Le procès en appel d’Aliou Bah, président du parti MODEL, s’est ouvert ce mercredi 26 mars devant la Cour d’appel de Conakry. Condamné en première instance pour offense et diffamation contre le chef de l’État via un système informatique, le leader politique espère une révision de son jugement.
Une défense qui crie à l’injustice
Dès l’ouverture de l’audience, les avocats de la défense ont dénoncé ce qu’ils considèrent comme une injustice à l’encontre de leur client. Me Razza, l’un des avocats d’Aliou Bah, a notamment remis en question l’existence même d’un président de la République en Guinée.
“On accuse notre client d’avoir injurié le président de la République, mais qui est ce président ? À l’état actuel, nous avons un chef de l’État, pas un président de la République !” a-t-il lancé.”
Le parquet réclame une sanction plus sévère
Le procureur général Fallou Doumbouya n’a pas tardé à réagir.
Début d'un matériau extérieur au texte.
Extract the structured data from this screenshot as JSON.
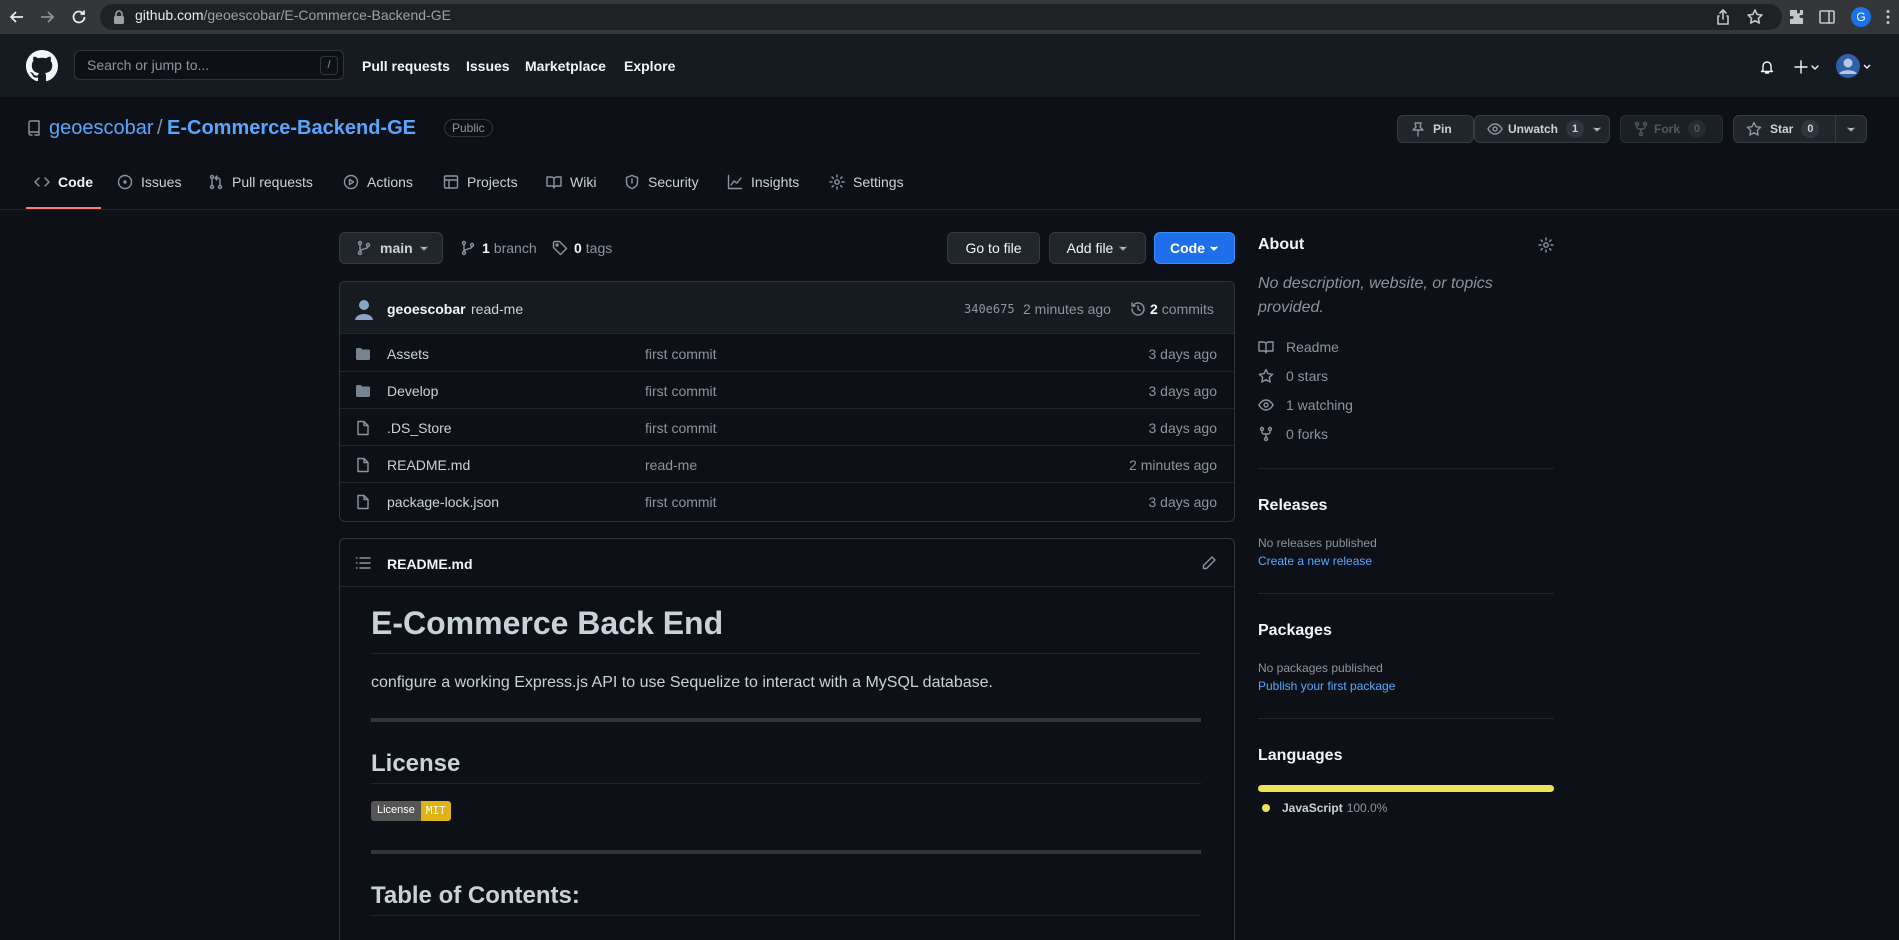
{
  "browser": {
    "url_host": "github.com",
    "url_path": "/geoescobar/E-Commerce-Backend-GE",
    "profile_initial": "G"
  },
  "header": {
    "search_placeholder": "Search or jump to...",
    "search_shortcut": "/",
    "nav": [
      "Pull requests",
      "Issues",
      "Marketplace",
      "Explore"
    ]
  },
  "repo": {
    "owner": "geoescobar",
    "separator": "/",
    "name": "E-Commerce-Backend-GE",
    "visibility": "Public",
    "pin_label": "Pin",
    "unwatch_label": "Unwatch",
    "unwatch_count": "1",
    "fork_label": "Fork",
    "fork_count": "0",
    "star_label": "Star",
    "star_count": "0"
  },
  "tabs": [
    "Code",
    "Issues",
    "Pull requests",
    "Actions",
    "Projects",
    "Wiki",
    "Security",
    "Insights",
    "Settings"
  ],
  "toolbar": {
    "branch": "main",
    "branch_count": "1",
    "branch_word": "branch",
    "tag_count": "0",
    "tag_word": "tags",
    "go_to_file": "Go to file",
    "add_file": "Add file",
    "code": "Code"
  },
  "latest_commit": {
    "author": "geoescobar",
    "message": "read-me",
    "sha": "340e675",
    "age": "2 minutes ago",
    "commit_count": "2",
    "commit_word": "commits"
  },
  "files": [
    {
      "name": "Assets",
      "type": "folder",
      "message": "first commit",
      "age": "3 days ago"
    },
    {
      "name": "Develop",
      "type": "folder",
      "message": "first commit",
      "age": "3 days ago"
    },
    {
      "name": ".DS_Store",
      "type": "file",
      "message": "first commit",
      "age": "3 days ago"
    },
    {
      "name": "README.md",
      "type": "file",
      "message": "read-me",
      "age": "2 minutes ago"
    },
    {
      "name": "package-lock.json",
      "type": "file",
      "message": "first commit",
      "age": "3 days ago"
    }
  ],
  "readme": {
    "filename": "README.md",
    "title": "E-Commerce Back End",
    "description": "configure a working Express.js API to use Sequelize to interact with a MySQL database.",
    "license_heading": "License",
    "badge_left": "License",
    "badge_right": "MIT",
    "toc_heading": "Table of Contents:"
  },
  "sidebar": {
    "about_heading": "About",
    "about_text": "No description, website, or topics provided.",
    "readme": "Readme",
    "stars": "0 stars",
    "watching": "1 watching",
    "forks": "0 forks",
    "releases_heading": "Releases",
    "releases_text": "No releases published",
    "releases_link": "Create a new release",
    "packages_heading": "Packages",
    "packages_text": "No packages published",
    "packages_link": "Publish your first package",
    "languages_heading": "Languages",
    "language_name": "JavaScript",
    "language_pct": "100.0%",
    "language_share": 1.0,
    "language_color": "#f1e05a"
  },
  "colors": {
    "accent": "#58a6ff",
    "primary_button": "#1f6feb",
    "tab_underline": "#f78166"
  }
}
Il a d’abord justifié l’appel du parquet en affirmant que la peine prononcée en première instance était trop clémente, compte tenu de la gravité des faits reprochés à Aliou Bah.
“L’infraction d’offense au chef de l’État est d’une extrême gravité. La peine prononcée est bien en deçà du minimum légal”, a-t-il soutenu devant la Cour.
Sur la question soulevée par la défense concernant le statut du chef de l’État, le magistrat a invité les avocats d’Aliou Bah à consulter le procès-verbal n°001 du 16 septembre 2021 du Comité national du rassemblement pour le développement (CNRD).
“Tout citoyen guinéen qui estime que nous n’avons pas de président de la République peut saisir la chambre administrative et constitutionnelle de la Cour suprême”, a-t-il martelé.
Ouverture des débats
Après ces échanges tendus entre la défense et le parquet, l’audience s’est poursuivie avec l’audition de l’accusé, Aliou Bah. Cette phase des débats devrait permettre à la Cour d’examiner les faits et de statuer sur le sort du leader politique.